Is my project and is aimed at mapping flat record to object. As part of that I also wrote a simple csv parser that is essentially a state machine iterating over the chars. It works pretty well and will give the best performance overall.

It's a very complete csv library that perform very well on very big files, unfortunately not so good on more regular row numbers. I will skip the sample for that one for now as it prob won't be relevant for most uses.

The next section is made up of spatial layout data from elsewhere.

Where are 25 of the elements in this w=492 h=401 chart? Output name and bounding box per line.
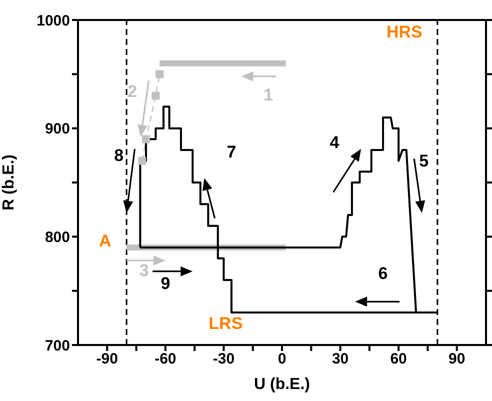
annotation: 6 xyxy=(378,264,388,284)
y-tick-label: 700 xyxy=(44,337,70,354)
x-tick-label: 0 xyxy=(278,350,286,368)
x-tick-label: -60 xyxy=(154,350,176,368)
x-tick-label: -30 xyxy=(212,350,235,368)
y-tick-label: 1000 xyxy=(36,12,70,30)
annotation: 5 xyxy=(419,151,429,170)
x-tick-label: -90 xyxy=(96,350,118,368)
x-tick-label: 90 xyxy=(448,350,466,368)
annotation: 4 xyxy=(330,132,340,152)
annotation: 8 xyxy=(114,146,124,165)
x-tick-label: 30 xyxy=(332,350,349,368)
annotation: 7 xyxy=(226,142,236,162)
annotation: LRS xyxy=(208,314,243,333)
y-axis-title: R (b.E.) xyxy=(0,154,18,210)
y-tick-label: 900 xyxy=(44,120,70,138)
x-tick-label: 60 xyxy=(390,350,407,368)
annotation: HRS xyxy=(386,22,422,42)
annotation: 2 xyxy=(128,82,138,102)
annotation: 9 xyxy=(160,274,170,293)
annotation: 3 xyxy=(139,260,149,280)
annotation: 1 xyxy=(264,85,274,104)
annotation: A xyxy=(99,232,112,251)
y-tick-label: 800 xyxy=(44,228,70,246)
x-axis-title: U (b.E.) xyxy=(254,376,310,393)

PS still waiting for an update of the benchmark with 1.0.0 of sfm that fixes a lot of perf issue. I also need to update my fork with those result.

Samples Reading Strings

Opencsv

try (CSVReader reader = new CSVReader(new FileReader(myfile))) {
    String [] nextLine;
    while ((nextLine = reader.readNext()) != null) {
        doSomeStuff(nextLine);
    }
}

jackson-dataformat-csv

CsvMapper csvMapper = new CsvMapper();
csvMapper.enable(CsvParser.Feature.WRAP_AS_ARRAY);
ObjectReader oReader = jacksonCsvMapper.reader(String[].class);

try (Reader reader = new FileReader(myfile)) {
    MappingIterator<String[]> mi = oReader.readValues(reader);
    while (mi.hasNext()) {
        doSomeStuff(mi.next());
    }
}

SimpleFlatMapper

try (Reader reader = new FileReader(myfile)) {
    CsvParser.stream(reader).forEach(this::doSomeStuff)
}

Reading Objects

OpenCSV

CsvToBean<MyObject> csvToBean = new CsvToBean<MyObject>();
HeaderColumnNameTranslateMappingStrategy<MyObject> strategy =
    new HeaderColumnNameTranslateMappingStrategy<MyObject>();
strategy.setType(MyObject.class);

try (Reader reader = new FileReader(myfile)) {
    List<MyObject> list = csvToBean.parse(strategy, new CSVReader(reader));
    for(MyObject o : list) {
         doSomeStuffWithObject(o);
    }
}finally {
	reader.close();
}

Jackson

CsvMapper csvMapper = new CsvMapper();
CsvSchema schema = CsvSchema.emptySchema().withHeader(); 

ObjectReader oReader = csvMapper.reader(MyObject.class).with(schema);

try (Reader reader = new FileReader(myfile)) {
    MappingIterator<MyObject> mi = oReader.readValues(reader);
    while (mi.hasNext()) {
        doSomeStuffWithObject(mi.next());
    }
}

SimpleFlatMapper 1.2.0

try (Reader reader = new FileReader(myfile)) {
    CsvParser
        .mapTo(MyObject.class)
        .stream(reader)
        .forEach(this::doSomeStuffWithObject);
}

Conclusions

  • don't wast time hand coding your parsing.
  • the csv libraries are very easy to use
  • a fluent api + streams makes things a lot easier to use.
  • SimpleFlatMapper is faster and easier to use ... says the guy who wrote it.